|
|
|
|
|
by Tuna-Fish
2851 days ago
|
|
> I've heard the "partial register stall" excuse multiple times, ostensibly valid but only if you insist on thinking in "partial registers" instead of simply more 32-bit ones as input. For example, some variants of the divide instruction use EDX:EAX (or RDX:RAX) for its input. That would mean you have to double the amount of state you track. The hardware cost of doing this is ~= the cost of doubling the amount of 64-bit registers. The amount of transistors used for storing register data is negligible compared to the cost of "metadata" and handling around them. Why not just have more registers then? "Just allow us to partially update the upper halves of the registers" is the sort of thing someone who understands software but not hardware would ask. It's 99% of the cost of just having twice the registers, but not nearly as useful, and it would introduce a lot of potential performance pitfalls. (Any instruction that might update only partially now has to wait for all the previous results on the register.) |
|
Of the times I've used Asm, there's been far more situations where an extra 32-bit register would be more useful than a 64-bit one, and having them combine automatically into high and low halves is more useful than you think. Tight loops with non-parallelisable bit/byte manipulations of this sort occur quite often in things like data compression and emulation.

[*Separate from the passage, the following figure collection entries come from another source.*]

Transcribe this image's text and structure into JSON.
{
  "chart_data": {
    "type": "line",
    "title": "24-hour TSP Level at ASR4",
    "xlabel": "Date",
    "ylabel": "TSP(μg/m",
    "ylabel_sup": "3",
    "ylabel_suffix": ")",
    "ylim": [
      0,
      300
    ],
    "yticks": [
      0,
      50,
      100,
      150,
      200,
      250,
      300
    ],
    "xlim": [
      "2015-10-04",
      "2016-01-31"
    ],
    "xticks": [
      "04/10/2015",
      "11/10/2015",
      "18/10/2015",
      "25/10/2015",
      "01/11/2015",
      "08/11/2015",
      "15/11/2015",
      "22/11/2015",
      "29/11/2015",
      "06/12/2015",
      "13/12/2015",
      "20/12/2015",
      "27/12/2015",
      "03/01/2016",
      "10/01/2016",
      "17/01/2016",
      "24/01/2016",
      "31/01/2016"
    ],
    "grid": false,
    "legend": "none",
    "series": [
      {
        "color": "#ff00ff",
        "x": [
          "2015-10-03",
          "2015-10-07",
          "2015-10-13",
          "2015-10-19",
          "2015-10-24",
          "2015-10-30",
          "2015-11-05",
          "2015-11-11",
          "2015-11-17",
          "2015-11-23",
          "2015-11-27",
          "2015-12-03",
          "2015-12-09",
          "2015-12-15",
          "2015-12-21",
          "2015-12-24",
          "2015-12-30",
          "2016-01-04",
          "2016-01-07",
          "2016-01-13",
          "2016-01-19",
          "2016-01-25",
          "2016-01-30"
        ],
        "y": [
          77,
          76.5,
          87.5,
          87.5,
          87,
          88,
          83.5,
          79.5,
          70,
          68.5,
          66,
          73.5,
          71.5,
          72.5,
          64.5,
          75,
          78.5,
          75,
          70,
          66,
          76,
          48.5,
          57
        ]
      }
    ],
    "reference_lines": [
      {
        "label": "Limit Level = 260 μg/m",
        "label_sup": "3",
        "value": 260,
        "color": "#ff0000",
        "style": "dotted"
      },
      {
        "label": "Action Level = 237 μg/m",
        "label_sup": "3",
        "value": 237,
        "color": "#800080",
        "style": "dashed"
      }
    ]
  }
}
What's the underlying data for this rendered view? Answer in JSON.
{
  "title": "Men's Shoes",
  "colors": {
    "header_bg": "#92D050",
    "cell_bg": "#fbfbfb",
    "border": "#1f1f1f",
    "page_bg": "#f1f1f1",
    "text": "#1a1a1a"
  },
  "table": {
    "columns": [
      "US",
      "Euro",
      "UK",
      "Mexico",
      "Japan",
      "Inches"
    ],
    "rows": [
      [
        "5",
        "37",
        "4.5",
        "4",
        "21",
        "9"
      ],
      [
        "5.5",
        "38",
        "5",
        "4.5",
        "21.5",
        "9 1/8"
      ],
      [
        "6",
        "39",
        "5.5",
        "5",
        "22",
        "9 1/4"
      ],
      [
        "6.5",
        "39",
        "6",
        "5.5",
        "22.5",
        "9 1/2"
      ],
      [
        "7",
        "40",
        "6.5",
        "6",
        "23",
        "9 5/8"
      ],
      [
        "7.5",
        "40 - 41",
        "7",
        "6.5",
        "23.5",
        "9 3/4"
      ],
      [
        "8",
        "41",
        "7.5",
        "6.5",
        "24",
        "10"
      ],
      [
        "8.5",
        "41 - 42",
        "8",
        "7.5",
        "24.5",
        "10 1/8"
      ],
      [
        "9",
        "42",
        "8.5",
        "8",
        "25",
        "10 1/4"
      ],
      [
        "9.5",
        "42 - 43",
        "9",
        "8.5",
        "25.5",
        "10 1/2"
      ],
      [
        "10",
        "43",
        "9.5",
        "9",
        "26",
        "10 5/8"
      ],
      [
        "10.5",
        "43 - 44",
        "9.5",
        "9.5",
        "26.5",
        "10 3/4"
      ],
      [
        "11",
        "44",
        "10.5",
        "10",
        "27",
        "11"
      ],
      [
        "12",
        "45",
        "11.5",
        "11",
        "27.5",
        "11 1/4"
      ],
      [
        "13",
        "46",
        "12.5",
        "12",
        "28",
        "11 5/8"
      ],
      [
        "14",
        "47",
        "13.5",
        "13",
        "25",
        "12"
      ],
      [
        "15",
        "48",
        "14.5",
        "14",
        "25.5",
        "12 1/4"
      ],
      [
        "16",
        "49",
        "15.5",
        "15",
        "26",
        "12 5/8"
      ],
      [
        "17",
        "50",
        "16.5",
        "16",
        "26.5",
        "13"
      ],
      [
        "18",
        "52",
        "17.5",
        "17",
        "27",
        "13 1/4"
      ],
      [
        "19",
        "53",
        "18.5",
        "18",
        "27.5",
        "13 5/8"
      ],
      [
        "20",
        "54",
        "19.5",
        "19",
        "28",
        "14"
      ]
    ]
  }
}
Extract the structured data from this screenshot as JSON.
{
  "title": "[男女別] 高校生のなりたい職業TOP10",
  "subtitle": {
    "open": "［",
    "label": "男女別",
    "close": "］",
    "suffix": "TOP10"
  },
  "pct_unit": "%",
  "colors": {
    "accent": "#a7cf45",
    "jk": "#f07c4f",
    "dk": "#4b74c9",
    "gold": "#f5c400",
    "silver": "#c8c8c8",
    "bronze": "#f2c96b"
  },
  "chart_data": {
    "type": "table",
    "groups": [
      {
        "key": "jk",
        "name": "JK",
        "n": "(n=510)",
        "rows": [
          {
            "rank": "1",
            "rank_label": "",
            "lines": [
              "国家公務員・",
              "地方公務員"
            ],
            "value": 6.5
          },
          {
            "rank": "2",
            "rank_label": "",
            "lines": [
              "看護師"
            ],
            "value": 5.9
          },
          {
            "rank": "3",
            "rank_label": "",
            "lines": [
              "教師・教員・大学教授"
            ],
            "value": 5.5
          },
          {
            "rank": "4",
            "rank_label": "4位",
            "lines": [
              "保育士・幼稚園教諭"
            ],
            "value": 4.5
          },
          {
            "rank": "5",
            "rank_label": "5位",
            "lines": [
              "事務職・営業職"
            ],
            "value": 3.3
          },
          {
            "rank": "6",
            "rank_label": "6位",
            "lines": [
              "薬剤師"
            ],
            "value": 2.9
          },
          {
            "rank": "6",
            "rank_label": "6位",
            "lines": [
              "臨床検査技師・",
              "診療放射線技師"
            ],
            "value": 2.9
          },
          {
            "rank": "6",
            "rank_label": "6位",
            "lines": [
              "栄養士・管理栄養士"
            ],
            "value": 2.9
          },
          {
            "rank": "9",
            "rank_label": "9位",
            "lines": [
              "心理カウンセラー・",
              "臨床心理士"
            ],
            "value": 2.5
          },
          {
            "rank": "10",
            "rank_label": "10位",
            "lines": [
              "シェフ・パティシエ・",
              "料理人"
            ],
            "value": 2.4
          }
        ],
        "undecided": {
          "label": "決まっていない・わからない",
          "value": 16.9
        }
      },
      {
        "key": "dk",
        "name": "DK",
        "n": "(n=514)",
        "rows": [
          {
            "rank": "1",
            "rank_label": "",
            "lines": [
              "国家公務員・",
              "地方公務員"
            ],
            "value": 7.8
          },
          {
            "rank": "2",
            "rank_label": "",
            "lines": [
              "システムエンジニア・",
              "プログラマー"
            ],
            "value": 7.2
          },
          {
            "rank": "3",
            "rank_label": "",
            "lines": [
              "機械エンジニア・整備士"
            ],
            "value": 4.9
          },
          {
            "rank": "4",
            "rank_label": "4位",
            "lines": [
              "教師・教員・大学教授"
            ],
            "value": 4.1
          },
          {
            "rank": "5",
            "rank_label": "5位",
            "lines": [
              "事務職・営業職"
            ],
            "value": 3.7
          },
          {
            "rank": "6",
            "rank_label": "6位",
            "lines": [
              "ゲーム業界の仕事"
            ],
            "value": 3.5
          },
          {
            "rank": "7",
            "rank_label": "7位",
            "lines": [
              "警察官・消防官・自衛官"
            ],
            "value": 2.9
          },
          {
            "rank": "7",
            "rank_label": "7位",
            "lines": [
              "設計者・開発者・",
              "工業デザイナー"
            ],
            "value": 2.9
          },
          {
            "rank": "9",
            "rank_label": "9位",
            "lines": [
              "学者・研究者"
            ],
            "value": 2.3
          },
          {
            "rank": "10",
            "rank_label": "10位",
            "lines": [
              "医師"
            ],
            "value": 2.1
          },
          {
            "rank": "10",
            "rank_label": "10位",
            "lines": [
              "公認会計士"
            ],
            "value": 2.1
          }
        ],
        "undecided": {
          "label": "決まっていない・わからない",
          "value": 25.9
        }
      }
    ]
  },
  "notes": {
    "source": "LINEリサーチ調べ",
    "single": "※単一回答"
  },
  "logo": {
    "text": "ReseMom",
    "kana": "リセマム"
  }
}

Any instruction that might update only partially now has to wait for all the previous results on the register
Does it? Once again, you seem to be thinking in "partial registers" rather than "just another one" --- and I argue that this conceptual difference is very important. E.g. you can work with both AL and AH independently, then use them together as AX --- at which point, yes, the processor will need to wait for the results from both, but then it can combine them implicitly without having to waste time and space decoding and executing the instructions to do it.